Concordia professors Shannon Hebblethwaite and Kim Sawchuk, co-organizers of the B/OLD: Aging in our City conference.

The third annual B/OLD: Aging in our City two-day public event series took place May 16 and 17, with extended programming in Concordia University’s 4th Space ending May 24.

During the event, that took place at the De Sève Cinema of Concordia University, researchers, city and borough officials, policymakers, engineers, urban planners, community activists, students and members of the public exchanged ideas on the many nuanced aspects of aging in Montreal.

“Through B/OLD we both hope to highlight the realities of our aging, at the same time as we assert that we are not just in a state of decline. We all have much to offer at each and every stage of our lives,” stated co-organizers Shannon Hebblethwaite, and Kim Sawchuk, in their opening remarks to a large crowd of all ages. Hebblethwaite, PhD, is associate professor in the department of applied human science and director of engAge, the Concordia Centre for Research on Aging. Sawchuk, PhD, is professor in the department of communication studies and director of Concordia’s ACT Project (Ageing, Communication, Technologies).

During the workshop titled “What is an Age Friendly City?” panellist Nadia Bastien, head of the division of social diversity in the municipal government, informed that both the provincial and municipal governments had adopted the definition, promoted by the World Health Organization in Global Age-Friendly Cities: A Guide, that age friendly cities are those that offer facilities and services that respond to the evolving needs of its citizens as they transition into the various phases of life so that they can foster a sense of attachment to their community.

Bastien mentioned that in 2010, Montreal and its borough officials began working towards ensuring that its structures and services conformed to this definition. She said that following an extensive consultative process with aging adults, accessibility, security and community engagement emerged as their top three priorities. She added that the municipal government had recently implemented an action plan to support the fluid needs of all its citizens.

Also of note were the ideas presented by the panellists of “Aging and our Lived Environments” on a variety of housing options aimed at reducing isolation. These included Concordia’s intergenerational home-share project that matches students seeking housing with older adults with spare living spaces, and home-shares where older adults seek their own group of roommates.

In her keynote address, Larissa Hjorth, PhD, professor at the University of Melbourne, presented ideas on creating playful intergenerational spaces. Hjorth applauded Montreal for the many intergenerational community play areas that already exist.

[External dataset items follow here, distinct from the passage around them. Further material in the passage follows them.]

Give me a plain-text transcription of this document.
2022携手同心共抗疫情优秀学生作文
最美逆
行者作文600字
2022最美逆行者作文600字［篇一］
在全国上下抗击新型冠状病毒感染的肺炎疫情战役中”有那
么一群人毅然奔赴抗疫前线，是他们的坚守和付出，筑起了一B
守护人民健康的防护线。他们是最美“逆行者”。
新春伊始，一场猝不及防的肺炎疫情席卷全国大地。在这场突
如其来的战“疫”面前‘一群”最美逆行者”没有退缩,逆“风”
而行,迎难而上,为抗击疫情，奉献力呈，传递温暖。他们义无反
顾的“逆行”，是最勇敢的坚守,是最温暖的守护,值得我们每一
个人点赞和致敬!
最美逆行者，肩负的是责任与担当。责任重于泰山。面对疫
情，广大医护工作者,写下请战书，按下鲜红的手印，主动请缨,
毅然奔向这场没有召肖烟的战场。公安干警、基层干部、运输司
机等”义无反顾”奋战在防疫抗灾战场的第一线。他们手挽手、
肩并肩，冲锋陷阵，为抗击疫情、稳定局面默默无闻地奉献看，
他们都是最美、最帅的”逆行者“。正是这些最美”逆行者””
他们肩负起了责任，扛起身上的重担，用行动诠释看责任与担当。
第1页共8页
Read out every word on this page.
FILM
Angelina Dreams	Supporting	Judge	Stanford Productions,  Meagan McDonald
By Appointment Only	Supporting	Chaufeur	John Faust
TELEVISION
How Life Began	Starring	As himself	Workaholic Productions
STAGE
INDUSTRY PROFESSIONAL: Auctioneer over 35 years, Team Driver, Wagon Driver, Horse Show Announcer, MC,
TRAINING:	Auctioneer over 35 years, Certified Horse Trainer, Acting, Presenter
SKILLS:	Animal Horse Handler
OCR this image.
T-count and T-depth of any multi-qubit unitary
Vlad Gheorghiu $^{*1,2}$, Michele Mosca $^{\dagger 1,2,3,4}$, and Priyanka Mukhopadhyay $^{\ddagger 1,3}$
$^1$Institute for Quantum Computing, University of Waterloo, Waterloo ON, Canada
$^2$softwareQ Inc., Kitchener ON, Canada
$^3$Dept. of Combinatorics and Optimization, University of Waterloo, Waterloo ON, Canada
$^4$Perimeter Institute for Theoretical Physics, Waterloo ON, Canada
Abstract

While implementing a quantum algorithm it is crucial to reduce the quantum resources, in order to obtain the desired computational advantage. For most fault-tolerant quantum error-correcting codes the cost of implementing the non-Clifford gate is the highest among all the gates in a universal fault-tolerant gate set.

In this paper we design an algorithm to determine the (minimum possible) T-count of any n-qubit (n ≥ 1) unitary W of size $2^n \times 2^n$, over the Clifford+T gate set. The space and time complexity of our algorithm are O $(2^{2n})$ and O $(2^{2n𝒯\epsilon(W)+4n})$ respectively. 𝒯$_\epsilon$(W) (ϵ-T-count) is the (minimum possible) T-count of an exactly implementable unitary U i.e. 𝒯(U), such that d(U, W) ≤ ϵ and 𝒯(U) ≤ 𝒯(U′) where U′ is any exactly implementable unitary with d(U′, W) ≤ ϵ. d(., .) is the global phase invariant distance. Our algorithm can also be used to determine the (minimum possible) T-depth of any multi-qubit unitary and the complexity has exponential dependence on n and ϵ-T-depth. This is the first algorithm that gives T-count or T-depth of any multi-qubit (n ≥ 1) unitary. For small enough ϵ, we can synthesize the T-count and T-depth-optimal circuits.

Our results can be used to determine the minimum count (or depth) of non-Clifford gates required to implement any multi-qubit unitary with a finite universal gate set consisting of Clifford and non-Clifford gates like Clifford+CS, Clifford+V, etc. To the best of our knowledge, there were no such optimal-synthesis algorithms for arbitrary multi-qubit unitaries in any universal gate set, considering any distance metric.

Jennifer Boger, PhD, engineering professor at the University of Waterloo, presented her research on innovative ways of building technologies that complement aging that includes intergenerational immersive virtual reality games. “By building interesting things that people want to do, this could start to flip the stereotype in that older adults can become geeky gamers too,” she stated.

The lobby was filled with tables and kiosks where community groups showcased their services for older adults. At the art hive, also located in the lobby, participants could pick up a paintbrush and add their mark to an intergenerational graffiti. In the escape room on elder abuse interactive, educational and immersive games helped shed light on this sensitive, complex issue. A choir composed of children and older adults affected by dementia held a heart-warming sing along during a lunch break. A podcast recording was produced and all had an opportunity to share their thoughts on the realities of aging.

This exchange of ideas was very stimulating and thought provoking and some may be communicated to the policymakers. “We take ideas we receive at forums like this one to decide on future research projects, to provide data to make the arguments about what we hear and deal with, the kind of questions that people in this audience have for themselves and for their futures,” said Sawchuk.

“By attending this conference I see in this part of the population an eager desire to just get involved in the society and have projects for themselves and start stuff to be more alive with the society,” remarked Maryse Murray, who had also attended the first public conference.

The conference was simultaneous transcribed into English, French and interpreted in Quebec Sign Language. Admission was free.